L’Espagne maintient un dialogue strictement humanitaire, sans gestes symboliques, sans mise en scène diplomatique, sans ambiguïté sur la nature du régime. Ce choix n’est ni idéologique ni isolé : il repose sur une lecture réaliste du rapport de force et sur le constat que toute normalisation prématurée ne ferait que consolider un pouvoir fondé sur la violence.

Ainsi, ce n’est pas l’Europe en tant que continent qui serait condamnée à l’impuissance, mais bien une certaine ligne diplomatique — celle qui confond dialogue technique et reconnaissance politique. L’Espagne démontre qu’il est encore possible, au sein même de l’Union, de tenir une position ferme, lisible et juridiquement cohérente. L’Australie prouve, de son côté, que la distance géographique n’empêche ni la clarté morale ni l’action politique.

Une leçon historique que l’Europe refuse d’entendre

Les démocraties ont souvent voulu croire qu’un régime totalitaire pouvait s’assagir par le dialogue.
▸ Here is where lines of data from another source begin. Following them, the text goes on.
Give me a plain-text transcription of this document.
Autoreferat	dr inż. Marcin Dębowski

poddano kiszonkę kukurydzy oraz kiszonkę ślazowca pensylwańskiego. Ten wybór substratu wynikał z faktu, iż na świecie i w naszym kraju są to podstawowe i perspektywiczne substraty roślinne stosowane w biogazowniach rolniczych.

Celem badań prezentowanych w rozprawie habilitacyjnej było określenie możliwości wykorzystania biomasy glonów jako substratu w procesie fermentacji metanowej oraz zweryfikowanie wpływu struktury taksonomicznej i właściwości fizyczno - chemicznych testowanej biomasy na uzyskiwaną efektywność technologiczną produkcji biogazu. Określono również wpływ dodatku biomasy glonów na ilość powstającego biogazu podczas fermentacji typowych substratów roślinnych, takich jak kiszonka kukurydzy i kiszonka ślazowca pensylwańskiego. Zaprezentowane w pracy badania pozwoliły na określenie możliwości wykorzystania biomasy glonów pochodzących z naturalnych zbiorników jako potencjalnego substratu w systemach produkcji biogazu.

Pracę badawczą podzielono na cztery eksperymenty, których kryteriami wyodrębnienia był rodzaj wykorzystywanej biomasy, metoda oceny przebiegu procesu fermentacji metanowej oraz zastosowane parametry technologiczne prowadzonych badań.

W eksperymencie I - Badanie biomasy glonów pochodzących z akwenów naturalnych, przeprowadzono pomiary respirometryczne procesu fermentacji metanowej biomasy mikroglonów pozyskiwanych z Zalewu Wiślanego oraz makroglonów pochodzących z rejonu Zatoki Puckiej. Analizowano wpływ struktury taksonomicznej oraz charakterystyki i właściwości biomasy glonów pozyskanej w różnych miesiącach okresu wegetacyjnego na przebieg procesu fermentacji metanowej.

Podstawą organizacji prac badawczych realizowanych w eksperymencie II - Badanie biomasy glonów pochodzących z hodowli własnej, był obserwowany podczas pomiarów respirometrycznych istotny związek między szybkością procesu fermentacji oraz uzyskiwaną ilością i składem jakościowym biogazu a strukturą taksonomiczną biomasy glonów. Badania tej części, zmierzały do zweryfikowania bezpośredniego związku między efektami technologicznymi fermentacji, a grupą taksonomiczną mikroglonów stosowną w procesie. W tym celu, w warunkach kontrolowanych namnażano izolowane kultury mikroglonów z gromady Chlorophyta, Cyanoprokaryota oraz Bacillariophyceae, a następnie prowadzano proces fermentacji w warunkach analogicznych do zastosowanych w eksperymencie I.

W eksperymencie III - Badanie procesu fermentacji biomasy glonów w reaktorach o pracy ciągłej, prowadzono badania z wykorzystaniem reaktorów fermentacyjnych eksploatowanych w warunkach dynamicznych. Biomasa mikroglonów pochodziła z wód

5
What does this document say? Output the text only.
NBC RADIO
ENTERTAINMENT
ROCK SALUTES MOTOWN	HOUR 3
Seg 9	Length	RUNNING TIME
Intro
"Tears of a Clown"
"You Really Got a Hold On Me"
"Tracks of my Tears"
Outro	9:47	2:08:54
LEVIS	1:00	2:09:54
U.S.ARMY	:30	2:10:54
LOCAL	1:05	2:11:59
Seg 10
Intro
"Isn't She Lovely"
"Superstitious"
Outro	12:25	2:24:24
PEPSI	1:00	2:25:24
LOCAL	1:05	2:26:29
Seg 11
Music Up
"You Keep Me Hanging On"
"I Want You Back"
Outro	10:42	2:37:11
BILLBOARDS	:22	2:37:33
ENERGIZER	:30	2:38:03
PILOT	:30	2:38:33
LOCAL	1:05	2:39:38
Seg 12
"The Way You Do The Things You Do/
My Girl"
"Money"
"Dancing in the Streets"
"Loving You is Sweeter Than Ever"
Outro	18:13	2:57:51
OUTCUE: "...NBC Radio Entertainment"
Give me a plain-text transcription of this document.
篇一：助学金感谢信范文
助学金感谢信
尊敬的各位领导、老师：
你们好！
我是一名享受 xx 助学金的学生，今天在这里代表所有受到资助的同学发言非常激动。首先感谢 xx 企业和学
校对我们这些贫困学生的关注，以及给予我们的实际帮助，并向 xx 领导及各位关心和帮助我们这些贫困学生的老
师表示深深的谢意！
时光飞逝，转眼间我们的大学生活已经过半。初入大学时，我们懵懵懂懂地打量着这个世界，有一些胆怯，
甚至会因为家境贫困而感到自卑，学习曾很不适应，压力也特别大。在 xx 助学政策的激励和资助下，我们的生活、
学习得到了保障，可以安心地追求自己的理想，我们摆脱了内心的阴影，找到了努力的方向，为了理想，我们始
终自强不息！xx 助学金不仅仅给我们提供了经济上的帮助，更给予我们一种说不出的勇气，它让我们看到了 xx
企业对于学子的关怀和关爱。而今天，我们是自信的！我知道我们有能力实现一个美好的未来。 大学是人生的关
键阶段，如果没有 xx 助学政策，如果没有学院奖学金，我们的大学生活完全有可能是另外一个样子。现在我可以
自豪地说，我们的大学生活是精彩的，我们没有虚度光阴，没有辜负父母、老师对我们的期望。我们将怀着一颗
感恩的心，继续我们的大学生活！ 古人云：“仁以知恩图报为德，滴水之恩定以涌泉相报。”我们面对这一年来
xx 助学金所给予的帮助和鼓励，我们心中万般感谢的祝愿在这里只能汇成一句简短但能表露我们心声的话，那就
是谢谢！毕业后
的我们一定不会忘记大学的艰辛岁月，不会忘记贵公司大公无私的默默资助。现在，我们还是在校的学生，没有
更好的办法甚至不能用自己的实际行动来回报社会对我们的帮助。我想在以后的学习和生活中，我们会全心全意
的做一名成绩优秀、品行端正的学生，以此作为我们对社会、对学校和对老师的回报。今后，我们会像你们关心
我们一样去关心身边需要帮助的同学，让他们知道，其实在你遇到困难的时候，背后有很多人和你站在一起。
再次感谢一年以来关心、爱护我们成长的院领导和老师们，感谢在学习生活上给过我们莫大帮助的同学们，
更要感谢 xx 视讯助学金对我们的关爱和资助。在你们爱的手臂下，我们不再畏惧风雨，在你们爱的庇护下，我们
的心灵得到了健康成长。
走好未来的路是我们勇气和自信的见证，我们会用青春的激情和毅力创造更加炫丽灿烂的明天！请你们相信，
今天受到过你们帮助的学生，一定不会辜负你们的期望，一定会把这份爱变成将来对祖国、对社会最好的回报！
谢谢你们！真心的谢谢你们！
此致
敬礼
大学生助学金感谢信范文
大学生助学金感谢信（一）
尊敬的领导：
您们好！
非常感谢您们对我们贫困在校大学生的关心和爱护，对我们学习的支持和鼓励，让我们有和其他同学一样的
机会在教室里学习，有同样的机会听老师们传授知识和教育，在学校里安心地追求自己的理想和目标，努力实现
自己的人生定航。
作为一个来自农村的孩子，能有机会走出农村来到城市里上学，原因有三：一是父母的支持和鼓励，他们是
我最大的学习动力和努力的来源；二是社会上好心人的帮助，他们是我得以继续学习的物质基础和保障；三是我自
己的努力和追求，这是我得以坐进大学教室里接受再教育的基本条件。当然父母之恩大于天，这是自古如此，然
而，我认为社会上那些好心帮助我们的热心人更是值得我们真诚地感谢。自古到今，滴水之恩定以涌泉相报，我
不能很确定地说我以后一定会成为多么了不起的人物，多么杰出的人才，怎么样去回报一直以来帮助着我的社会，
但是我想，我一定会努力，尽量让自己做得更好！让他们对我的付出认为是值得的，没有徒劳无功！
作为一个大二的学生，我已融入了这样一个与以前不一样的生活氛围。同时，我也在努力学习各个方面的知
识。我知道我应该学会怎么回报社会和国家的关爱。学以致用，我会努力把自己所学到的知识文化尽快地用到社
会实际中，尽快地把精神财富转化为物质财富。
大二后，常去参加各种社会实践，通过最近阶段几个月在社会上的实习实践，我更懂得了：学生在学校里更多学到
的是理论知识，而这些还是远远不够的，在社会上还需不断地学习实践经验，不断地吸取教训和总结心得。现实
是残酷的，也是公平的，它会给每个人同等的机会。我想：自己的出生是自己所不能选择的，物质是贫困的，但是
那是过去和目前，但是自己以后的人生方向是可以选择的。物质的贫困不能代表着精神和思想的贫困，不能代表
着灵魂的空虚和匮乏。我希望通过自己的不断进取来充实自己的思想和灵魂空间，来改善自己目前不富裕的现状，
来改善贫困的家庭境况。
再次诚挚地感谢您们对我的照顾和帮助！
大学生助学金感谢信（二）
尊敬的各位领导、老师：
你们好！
En 1938, face à l’aveuglement des dirigeants européens, Winston Churchill avertissait : « You were given the choice between war and dishonour. You chose dishonour, and you will have war. »
L’avertissement n’était pas destiné à Kaboul, mais il conserve une portée universelle : on ne pacifie jamais un régime fondé sur la violence en lui offrant la reconnaissance qu’il n’a pas gagnée.

2025 : l’Europe devant le même dilemme

En donnant un signal d’ouverture aux Talibans, l’Europe commet un triple faux pas. Elle affaiblit les mouvements démocratiques afghans, délégitime les femmes qui résistent dans la clandestinité et confirme au régime que la terreur peut être un outil de gouvernement efficace.
Face à l’un des régimes les plus répressifs de la planète, l’Europe doit choisir entre défendre ses principes ou céder à l’illusion d’une stabilité fantasmée. Ce 10 décembre, elle a choisi la seconde voie. Elle renonce à l’honneur, n’obtient pas la paix et, surtout, elle perd le peuple afghan — celui qui croyait encore que l’Europe était un espace de cohérence et de principes.